E-Cigarette Treated As Regular Cigarette
Posted by Alex Nochez on Feb 27, 2014 - 4:33:52 AM
BEVERLY HILLS — The City Council decided on February 18 to regulate e-cigarettes in the same manner as regular tobacco products.
The proposed ordinance that the City Council unanimously passed during the formal meeting was based on recommendations from the City's Health & Safety Commission. With the first reading from February 18 passing the ordinance, e-cigarettes are now treated like regular cigarettes and other tobacco-based products. Specifically, residents are not allowed to smoke e-cigarettes in or within five feet of open-air dining areas.
The City Council also decided to add an amendment to Section 8-1-7 of the Beverly Hills Municipal Code, where the rule against smoking in city parks and recreational facilities was extended to include e-cigarettes.
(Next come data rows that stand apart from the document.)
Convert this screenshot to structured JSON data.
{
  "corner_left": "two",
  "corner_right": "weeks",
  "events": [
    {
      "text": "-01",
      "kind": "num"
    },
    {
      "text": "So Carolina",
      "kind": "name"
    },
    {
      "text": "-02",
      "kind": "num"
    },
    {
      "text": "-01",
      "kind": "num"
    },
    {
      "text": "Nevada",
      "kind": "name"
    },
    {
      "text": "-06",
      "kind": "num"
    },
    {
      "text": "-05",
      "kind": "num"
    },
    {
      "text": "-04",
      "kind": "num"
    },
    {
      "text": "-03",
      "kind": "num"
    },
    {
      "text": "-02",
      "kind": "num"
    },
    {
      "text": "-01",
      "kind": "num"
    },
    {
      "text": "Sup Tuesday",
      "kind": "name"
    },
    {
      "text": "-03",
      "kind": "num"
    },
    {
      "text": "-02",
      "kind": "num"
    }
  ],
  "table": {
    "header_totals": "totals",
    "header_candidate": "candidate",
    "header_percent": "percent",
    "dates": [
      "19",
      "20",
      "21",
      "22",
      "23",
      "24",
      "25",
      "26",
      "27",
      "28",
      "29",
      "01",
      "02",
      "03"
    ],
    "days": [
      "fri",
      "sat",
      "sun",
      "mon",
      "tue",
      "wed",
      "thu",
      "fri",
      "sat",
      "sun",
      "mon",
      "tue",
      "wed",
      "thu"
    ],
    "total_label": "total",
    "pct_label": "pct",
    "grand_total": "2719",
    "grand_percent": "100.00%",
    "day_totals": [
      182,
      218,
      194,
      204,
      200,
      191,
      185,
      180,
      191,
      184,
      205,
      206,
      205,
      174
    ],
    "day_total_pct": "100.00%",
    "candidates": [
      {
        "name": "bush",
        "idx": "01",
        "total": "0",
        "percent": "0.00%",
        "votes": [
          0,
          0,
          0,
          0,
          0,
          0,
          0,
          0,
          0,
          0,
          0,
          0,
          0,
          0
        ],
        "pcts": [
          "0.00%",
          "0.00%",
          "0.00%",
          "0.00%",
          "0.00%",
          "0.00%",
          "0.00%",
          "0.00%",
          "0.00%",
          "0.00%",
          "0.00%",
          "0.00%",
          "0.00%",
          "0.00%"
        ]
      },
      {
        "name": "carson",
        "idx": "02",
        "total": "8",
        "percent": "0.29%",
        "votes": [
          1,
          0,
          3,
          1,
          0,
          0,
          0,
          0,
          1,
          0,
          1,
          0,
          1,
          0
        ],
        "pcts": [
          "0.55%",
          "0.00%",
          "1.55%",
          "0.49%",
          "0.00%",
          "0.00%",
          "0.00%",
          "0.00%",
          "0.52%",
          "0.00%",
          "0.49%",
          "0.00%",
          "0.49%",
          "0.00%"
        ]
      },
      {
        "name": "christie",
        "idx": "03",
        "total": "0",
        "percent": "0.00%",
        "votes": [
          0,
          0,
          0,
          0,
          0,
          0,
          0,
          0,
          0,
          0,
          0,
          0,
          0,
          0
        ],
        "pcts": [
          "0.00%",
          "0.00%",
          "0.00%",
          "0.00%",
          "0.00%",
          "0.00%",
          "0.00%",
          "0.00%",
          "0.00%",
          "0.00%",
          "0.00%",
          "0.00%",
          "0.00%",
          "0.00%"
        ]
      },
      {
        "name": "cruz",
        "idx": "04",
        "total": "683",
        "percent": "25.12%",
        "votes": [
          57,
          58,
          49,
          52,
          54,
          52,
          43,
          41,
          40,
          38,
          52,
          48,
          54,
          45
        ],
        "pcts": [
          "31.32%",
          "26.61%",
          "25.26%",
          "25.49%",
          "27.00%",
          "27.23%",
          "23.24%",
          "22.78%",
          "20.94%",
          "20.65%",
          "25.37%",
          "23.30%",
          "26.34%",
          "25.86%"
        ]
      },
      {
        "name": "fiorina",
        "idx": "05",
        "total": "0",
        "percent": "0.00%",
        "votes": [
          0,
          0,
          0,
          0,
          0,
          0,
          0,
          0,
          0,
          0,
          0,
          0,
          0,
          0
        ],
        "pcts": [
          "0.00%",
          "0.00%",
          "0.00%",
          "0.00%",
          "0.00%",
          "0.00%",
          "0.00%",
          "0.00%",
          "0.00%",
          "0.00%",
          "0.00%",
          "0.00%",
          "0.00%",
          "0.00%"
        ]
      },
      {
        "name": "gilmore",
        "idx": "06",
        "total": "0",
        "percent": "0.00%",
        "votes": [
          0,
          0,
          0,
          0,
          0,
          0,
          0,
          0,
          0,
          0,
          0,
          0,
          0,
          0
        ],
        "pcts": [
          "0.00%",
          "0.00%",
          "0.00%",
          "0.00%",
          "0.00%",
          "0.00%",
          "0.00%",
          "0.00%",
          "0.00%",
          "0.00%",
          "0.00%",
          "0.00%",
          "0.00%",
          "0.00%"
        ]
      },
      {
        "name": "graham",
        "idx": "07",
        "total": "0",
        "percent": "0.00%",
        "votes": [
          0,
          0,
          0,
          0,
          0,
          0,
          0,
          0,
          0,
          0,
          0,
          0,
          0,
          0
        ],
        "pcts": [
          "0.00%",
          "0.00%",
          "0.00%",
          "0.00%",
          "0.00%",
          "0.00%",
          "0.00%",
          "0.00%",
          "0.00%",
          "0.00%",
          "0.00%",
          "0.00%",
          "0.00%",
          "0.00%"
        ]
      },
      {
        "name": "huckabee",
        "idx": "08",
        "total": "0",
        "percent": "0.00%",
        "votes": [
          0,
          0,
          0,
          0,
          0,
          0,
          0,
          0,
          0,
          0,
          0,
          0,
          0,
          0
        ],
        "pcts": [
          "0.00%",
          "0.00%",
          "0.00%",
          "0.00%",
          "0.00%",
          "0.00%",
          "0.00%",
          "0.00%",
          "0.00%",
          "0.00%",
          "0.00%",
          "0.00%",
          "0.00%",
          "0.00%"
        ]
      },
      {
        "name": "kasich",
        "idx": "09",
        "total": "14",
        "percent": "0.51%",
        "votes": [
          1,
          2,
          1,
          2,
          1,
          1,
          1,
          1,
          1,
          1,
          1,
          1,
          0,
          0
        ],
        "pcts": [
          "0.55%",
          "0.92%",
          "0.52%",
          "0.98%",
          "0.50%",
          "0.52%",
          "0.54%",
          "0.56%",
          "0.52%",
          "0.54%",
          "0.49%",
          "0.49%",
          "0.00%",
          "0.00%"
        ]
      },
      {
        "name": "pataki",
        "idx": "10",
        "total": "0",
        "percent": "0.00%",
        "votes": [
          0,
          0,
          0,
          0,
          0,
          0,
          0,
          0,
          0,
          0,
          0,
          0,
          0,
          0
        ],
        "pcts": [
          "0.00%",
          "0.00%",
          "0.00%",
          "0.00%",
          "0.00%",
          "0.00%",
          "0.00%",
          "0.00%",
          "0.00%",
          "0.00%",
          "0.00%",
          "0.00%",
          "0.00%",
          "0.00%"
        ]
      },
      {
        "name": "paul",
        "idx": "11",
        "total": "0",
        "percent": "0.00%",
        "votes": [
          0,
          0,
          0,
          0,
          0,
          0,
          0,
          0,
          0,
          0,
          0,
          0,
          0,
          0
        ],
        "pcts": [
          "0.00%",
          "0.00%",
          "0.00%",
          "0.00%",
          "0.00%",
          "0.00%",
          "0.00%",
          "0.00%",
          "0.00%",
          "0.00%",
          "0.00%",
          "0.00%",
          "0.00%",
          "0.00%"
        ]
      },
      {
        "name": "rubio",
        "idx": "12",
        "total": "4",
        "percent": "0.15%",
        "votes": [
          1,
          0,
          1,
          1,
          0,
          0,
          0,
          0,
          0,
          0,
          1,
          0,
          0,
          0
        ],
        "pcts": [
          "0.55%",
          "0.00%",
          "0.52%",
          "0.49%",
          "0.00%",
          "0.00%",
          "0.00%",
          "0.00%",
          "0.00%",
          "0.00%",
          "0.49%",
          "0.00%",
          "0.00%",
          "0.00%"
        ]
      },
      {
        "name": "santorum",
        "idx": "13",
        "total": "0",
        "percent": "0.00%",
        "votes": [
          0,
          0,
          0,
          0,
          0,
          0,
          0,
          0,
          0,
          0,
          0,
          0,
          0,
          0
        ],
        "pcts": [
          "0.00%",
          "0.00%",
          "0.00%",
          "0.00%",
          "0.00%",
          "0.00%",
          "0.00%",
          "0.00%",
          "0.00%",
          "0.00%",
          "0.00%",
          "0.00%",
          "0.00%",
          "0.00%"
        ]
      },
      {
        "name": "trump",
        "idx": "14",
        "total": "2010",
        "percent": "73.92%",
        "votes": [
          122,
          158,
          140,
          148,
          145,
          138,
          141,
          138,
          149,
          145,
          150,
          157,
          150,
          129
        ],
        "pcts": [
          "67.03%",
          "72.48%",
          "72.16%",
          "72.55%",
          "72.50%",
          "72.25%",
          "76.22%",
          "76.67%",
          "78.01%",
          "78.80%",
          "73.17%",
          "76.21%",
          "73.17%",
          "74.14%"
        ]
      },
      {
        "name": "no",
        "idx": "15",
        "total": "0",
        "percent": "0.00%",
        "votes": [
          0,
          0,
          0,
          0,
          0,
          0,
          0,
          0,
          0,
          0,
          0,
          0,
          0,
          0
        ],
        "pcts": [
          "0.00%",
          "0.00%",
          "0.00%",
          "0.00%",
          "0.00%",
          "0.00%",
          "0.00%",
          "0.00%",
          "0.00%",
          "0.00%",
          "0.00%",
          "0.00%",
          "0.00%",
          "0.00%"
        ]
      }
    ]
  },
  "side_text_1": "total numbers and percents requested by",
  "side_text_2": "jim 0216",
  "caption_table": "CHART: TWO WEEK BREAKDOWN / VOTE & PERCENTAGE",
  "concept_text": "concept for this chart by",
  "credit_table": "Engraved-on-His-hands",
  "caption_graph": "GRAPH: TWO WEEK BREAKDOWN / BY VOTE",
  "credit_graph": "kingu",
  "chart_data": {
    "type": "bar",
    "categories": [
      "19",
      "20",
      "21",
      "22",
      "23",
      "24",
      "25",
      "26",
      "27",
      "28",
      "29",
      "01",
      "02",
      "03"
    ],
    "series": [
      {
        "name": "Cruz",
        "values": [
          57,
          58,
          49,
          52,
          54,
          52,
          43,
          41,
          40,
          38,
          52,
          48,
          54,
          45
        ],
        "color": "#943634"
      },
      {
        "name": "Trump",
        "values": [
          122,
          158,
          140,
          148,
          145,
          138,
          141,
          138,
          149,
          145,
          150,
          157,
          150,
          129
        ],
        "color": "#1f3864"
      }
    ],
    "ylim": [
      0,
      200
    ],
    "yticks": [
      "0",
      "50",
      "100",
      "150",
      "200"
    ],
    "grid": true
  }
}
In addition, e-cigarettes were also prohibited by the new ordinance from use inside of workplaces, city buildings, playgrounds and city vehicles pursuant to
Retailers of e-cigarettes and related products would have to apply for valid permits that allow the sale of tobacco products under the new rules.
The FDA had previously stated its own concerns about e-cigarette use, stating in a public bulletin from July 2009 that its concerns are based off of the minimal amount of studies submitted to the FDA that would allow it to examine the possible effects of e-cigarette use. The fear of having young people being led to try out real tobacco products like cigarettes after experimenting with an e-cigarette was also a cause of concern for the agency.
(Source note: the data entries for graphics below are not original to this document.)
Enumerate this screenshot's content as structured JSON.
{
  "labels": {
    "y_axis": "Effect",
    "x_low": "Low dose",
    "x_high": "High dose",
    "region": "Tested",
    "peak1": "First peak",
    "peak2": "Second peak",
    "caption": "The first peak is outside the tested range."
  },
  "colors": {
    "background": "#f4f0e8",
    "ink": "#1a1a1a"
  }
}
The Arts, Parks, Health, Aging and River Committee recommended to the Los Angeles City Council on February 24 an ordinance very similar to the one passed by the Beverly Hills City Council. The ordinance included an amendment by Councilman Mitch O'Farrell that would exempt vaping lounges and film sets in the city from the regulations of the ordinance.
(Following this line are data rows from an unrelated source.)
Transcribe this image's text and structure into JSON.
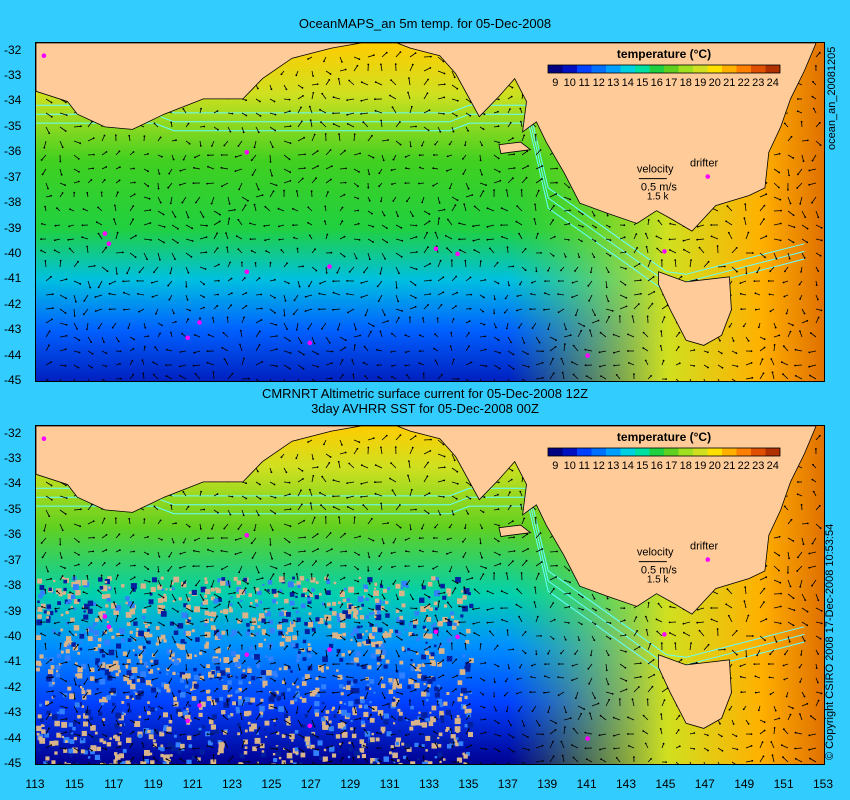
{
  "top_panel": {
    "title": "OceanMAPS_an 5m temp. for 05-Dec-2008",
    "side_label": "ocean_an_20081205"
  },
  "bottom_panel": {
    "title_line1": "CMRNRT Altimetric surface current for 05-Dec-2008 12Z",
    "title_line2": "3day AVHRR SST for 05-Dec-2008 00Z",
    "side_label": "© Copyright CSIRO 2008  17-Dec-2008 10:53:54"
  },
  "colorbar": {
    "title": "temperature (°C)",
    "ticks": [
      "9",
      "10",
      "11",
      "12",
      "13",
      "14",
      "15",
      "16",
      "17",
      "18",
      "19",
      "20",
      "21",
      "22",
      "23",
      "24"
    ],
    "colors": [
      "#000080",
      "#0010c0",
      "#0040ff",
      "#0070ff",
      "#00a0ff",
      "#00d0e0",
      "#00e0a0",
      "#20d040",
      "#60d020",
      "#a0e020",
      "#d0e020",
      "#ffe000",
      "#ffb000",
      "#ff8000",
      "#e05000",
      "#b03000"
    ]
  },
  "legend": {
    "velocity_label": "velocity",
    "speed_label": "0.5 m/s",
    "knots_label": "1.5 k",
    "drifter_label": "drifter"
  },
  "y_ticks": [
    "-32",
    "-33",
    "-34",
    "-35",
    "-36",
    "-37",
    "-38",
    "-39",
    "-40",
    "-41",
    "-42",
    "-43",
    "-44",
    "-45"
  ],
  "x_ticks": [
    "113",
    "115",
    "117",
    "119",
    "121",
    "123",
    "125",
    "127",
    "129",
    "131",
    "133",
    "135",
    "137",
    "139",
    "141",
    "143",
    "145",
    "147",
    "149",
    "151",
    "153"
  ],
  "map_colors": {
    "background": "#33ccff",
    "land": "#ffcc99",
    "land_brown": "#d9b48a",
    "bathymetry": "#66ffff",
    "arrow": "#000000",
    "drifter": "#ff00ff"
  }
}
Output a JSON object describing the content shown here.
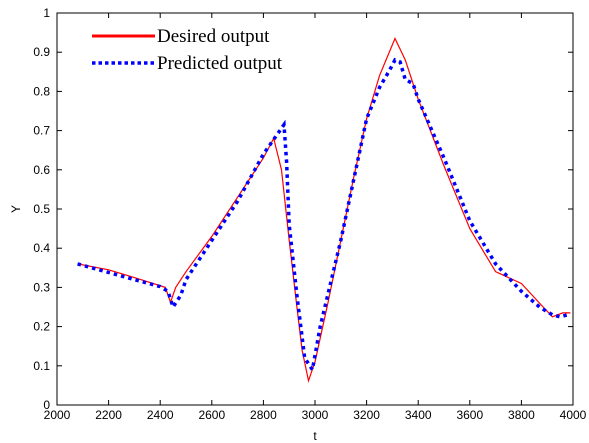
{
  "chart_data": {
    "type": "line",
    "xlabel": "t",
    "ylabel": "Y",
    "xlim": [
      2000,
      4000
    ],
    "ylim": [
      0,
      1
    ],
    "xticks": [
      2000,
      2200,
      2400,
      2600,
      2800,
      3000,
      3200,
      3400,
      3600,
      3800,
      4000
    ],
    "yticks": [
      0,
      0.1,
      0.2,
      0.3,
      0.4,
      0.5,
      0.6,
      0.7,
      0.8,
      0.9,
      1
    ],
    "grid": false,
    "legend_position": "top-left",
    "series": [
      {
        "name": "Desired output",
        "style": "solid",
        "color": "#ff0000",
        "points": [
          [
            2080,
            0.36
          ],
          [
            2200,
            0.345
          ],
          [
            2300,
            0.325
          ],
          [
            2420,
            0.3
          ],
          [
            2440,
            0.262
          ],
          [
            2460,
            0.3
          ],
          [
            2500,
            0.34
          ],
          [
            2600,
            0.43
          ],
          [
            2700,
            0.53
          ],
          [
            2800,
            0.63
          ],
          [
            2840,
            0.68
          ],
          [
            2870,
            0.6
          ],
          [
            2900,
            0.42
          ],
          [
            2930,
            0.25
          ],
          [
            2950,
            0.14
          ],
          [
            2975,
            0.062
          ],
          [
            3000,
            0.11
          ],
          [
            3050,
            0.26
          ],
          [
            3100,
            0.42
          ],
          [
            3150,
            0.58
          ],
          [
            3200,
            0.73
          ],
          [
            3250,
            0.84
          ],
          [
            3310,
            0.935
          ],
          [
            3350,
            0.88
          ],
          [
            3400,
            0.78
          ],
          [
            3500,
            0.61
          ],
          [
            3600,
            0.45
          ],
          [
            3700,
            0.34
          ],
          [
            3800,
            0.31
          ],
          [
            3870,
            0.26
          ],
          [
            3920,
            0.225
          ],
          [
            3960,
            0.235
          ],
          [
            3990,
            0.235
          ]
        ]
      },
      {
        "name": "Predicted output",
        "style": "dotted",
        "color": "#0000ff",
        "points": [
          [
            2080,
            0.36
          ],
          [
            2200,
            0.338
          ],
          [
            2300,
            0.32
          ],
          [
            2400,
            0.302
          ],
          [
            2430,
            0.29
          ],
          [
            2450,
            0.25
          ],
          [
            2480,
            0.28
          ],
          [
            2500,
            0.32
          ],
          [
            2600,
            0.42
          ],
          [
            2700,
            0.52
          ],
          [
            2800,
            0.64
          ],
          [
            2880,
            0.715
          ],
          [
            2890,
            0.62
          ],
          [
            2900,
            0.46
          ],
          [
            2930,
            0.28
          ],
          [
            2960,
            0.12
          ],
          [
            2990,
            0.09
          ],
          [
            3020,
            0.2
          ],
          [
            3100,
            0.42
          ],
          [
            3200,
            0.73
          ],
          [
            3250,
            0.81
          ],
          [
            3290,
            0.855
          ],
          [
            3310,
            0.88
          ],
          [
            3330,
            0.875
          ],
          [
            3350,
            0.83
          ],
          [
            3380,
            0.82
          ],
          [
            3400,
            0.78
          ],
          [
            3500,
            0.63
          ],
          [
            3600,
            0.47
          ],
          [
            3700,
            0.36
          ],
          [
            3800,
            0.29
          ],
          [
            3870,
            0.25
          ],
          [
            3920,
            0.23
          ],
          [
            3950,
            0.225
          ],
          [
            3990,
            0.232
          ]
        ]
      }
    ]
  }
}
Proponents like the Consumer Advocates for Smoke-Free Alternatives Association claim that e-cigarettes actually help smokers by being healthier substitutes to regular cigarette smoking.
A study from the Drexel University School of Public Health, published on January 24 found that the common concerns of e-cigarette use, including the inhaling of such chemicals like ethylene glycol and diethylene glycol, were overestimated, saying that the fear around the devices had the tendency to “exaggerate their implications.”
“This conclusion notwithstanding the benefits of tobacco harm reduction, since there is value in understanding and possibly mitigating risks even when they are known to be far lower than smoking,” states the research paper.